Lewis (left) and Armendariz.

The men who killed Hoopa resident Julius Tripp in July 2020 pleaded guilty today, with Bronson Moon Lewis Jr. admitting to first-degree murder and Daniel Armendariz III to voluntary manslaughter.

Under a “package deal” with the District Attorney’s Office, Lewis agreed to the standard prison term of 25 years to life. He must serve the 25 years before he is eligible for parole.

Armendariz will serve the high term of 11 years for voluntary manslaughter, along with an additional four years for personal use of a firearm. He gave up credit for the two years he’s spent in Humboldt County Correctional Facility, meaning a total term of 17 years.

Lewis was 18 and Armendariz was 19 when Tripp, 42, was killed on a roadside bank off state Highway 96. The two teens were with a group of five riding in Lewis’s pickup truck and heading from Hoopa to Weitchpec very late at night. When driver Dale Mabry spotted Tripp’s old truck and camper parked along the side of the road, he pulled off and bumped into it with the pickup.

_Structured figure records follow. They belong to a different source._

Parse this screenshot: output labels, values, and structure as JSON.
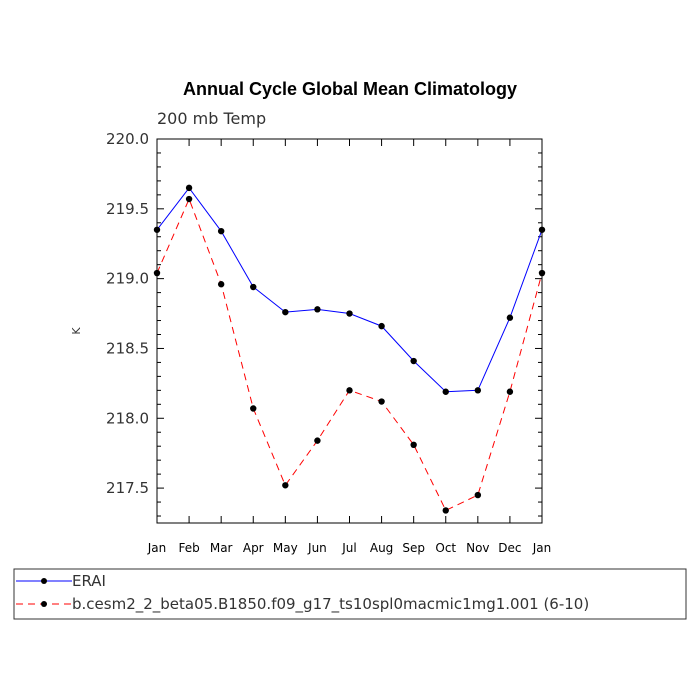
{
  "chart_data": {
    "type": "line",
    "title": "Annual Cycle Global Mean Climatology",
    "subtitle": "200 mb Temp",
    "xlabel": "",
    "ylabel": "K",
    "categories": [
      "Jan",
      "Feb",
      "Mar",
      "Apr",
      "May",
      "Jun",
      "Jul",
      "Aug",
      "Sep",
      "Oct",
      "Nov",
      "Dec",
      "Jan"
    ],
    "ylim": [
      217.25,
      220.0
    ],
    "yticks": [
      "220.0",
      "219.5",
      "219.0",
      "218.5",
      "218.0",
      "217.5"
    ],
    "ytick_values": [
      220.0,
      219.5,
      219.0,
      218.5,
      218.0,
      217.5
    ],
    "series": [
      {
        "name": "ERAI",
        "color": "#0000ff",
        "dash": "solid",
        "values": [
          219.35,
          219.65,
          219.34,
          218.94,
          218.76,
          218.78,
          218.75,
          218.66,
          218.41,
          218.19,
          218.2,
          218.72,
          219.35
        ]
      },
      {
        "name": "b.cesm2_2_beta05.B1850.f09_g17_ts10spl0macmic1mg1.001 (6-10)",
        "color": "#ff0000",
        "dash": "dashed",
        "values": [
          219.04,
          219.57,
          218.96,
          218.07,
          217.52,
          217.84,
          218.2,
          218.12,
          217.81,
          217.34,
          217.45,
          218.19,
          219.04
        ]
      }
    ]
  }
}
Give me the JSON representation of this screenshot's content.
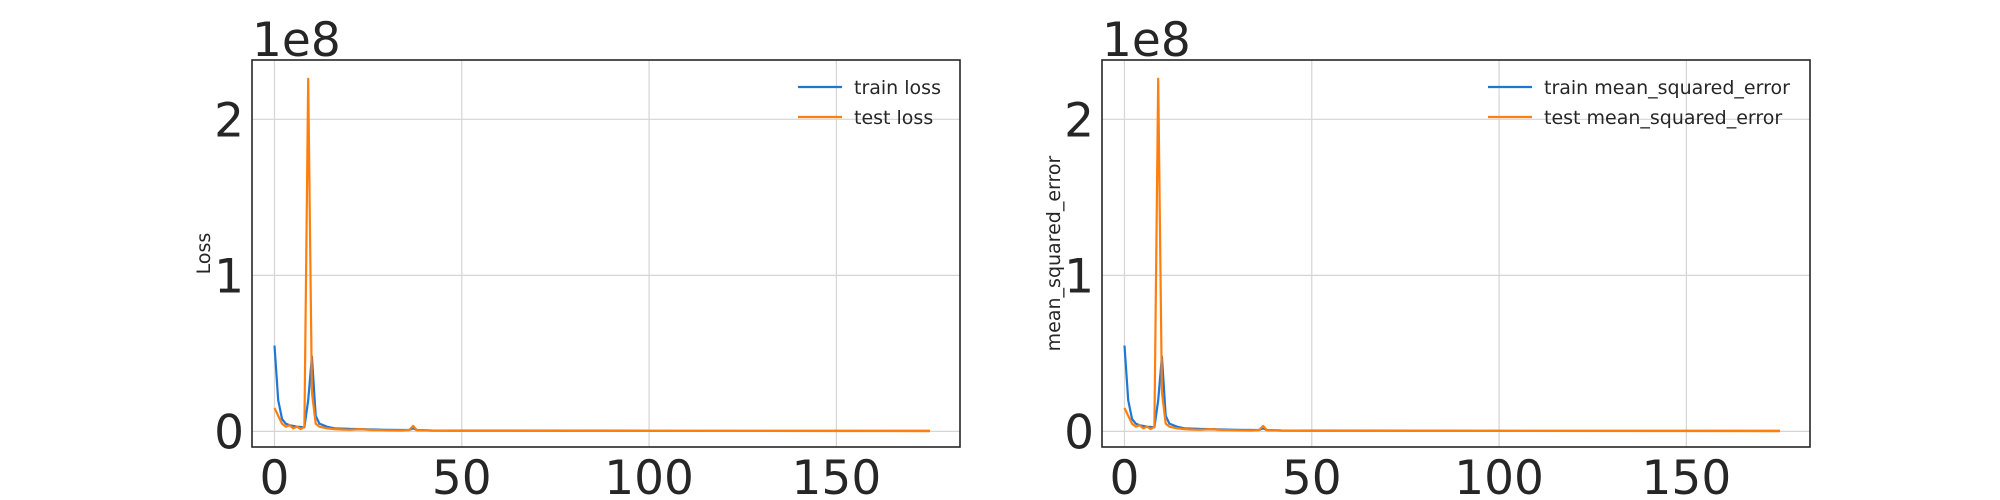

According to witness testimony, Tripp emerged from the camper furious and there was a physical altercation. The fight turned deadly after Tripp tossed a rock at Lewis’s truck, shattering the windshield. At that point Lewis and Armendariz pursued Tripp over a bank. When they returned to the truck, Lewis said either “I think I chopped off his hand” or “I think I chopped off his arm.”

Then the group drove back to Hoopa, where the two teens entered a house and came out packing an assault rifle. Armendariz had the gun at that point, witnesses said, but Lewis was carrying it when they went down the bank where Tripp lay bleeding and screaming.

At that point, a shot or shots were fired.

Although Armendariz admitted the firearm charge, it is believed Lewis fired the fatal shot. At one point Lewis was charged with torture, a special allegation that can mean life without parole.

This morning Lewis’s attorney, Russ Clanton, told Judge Kaleb Cockrum that Lewis accepted the prosecution’s offer because going to trial would have meant risking a no-parole term.

One witness at a preliminary hearing said Lewis admitted what he had done to Tripp: “Chopped him up and then went back and shot him.”

Lewis, 20, appeared calm during the two-hour wait for the pleas to be taken this morning. Not so for the 21-year-old Armendariz, who seemed jittery and nervous. At times he buried his face in his hands.

According to witnesses, after the killing Armendariz assured Lewis that “We’re in this together.”

Sentencing is scheduled before Cockrum on Oct. 10.

Deputy District Attorney Trent Timm is the prosecutor, with attorney Jennifer Dixon appointed to represent Armendariz.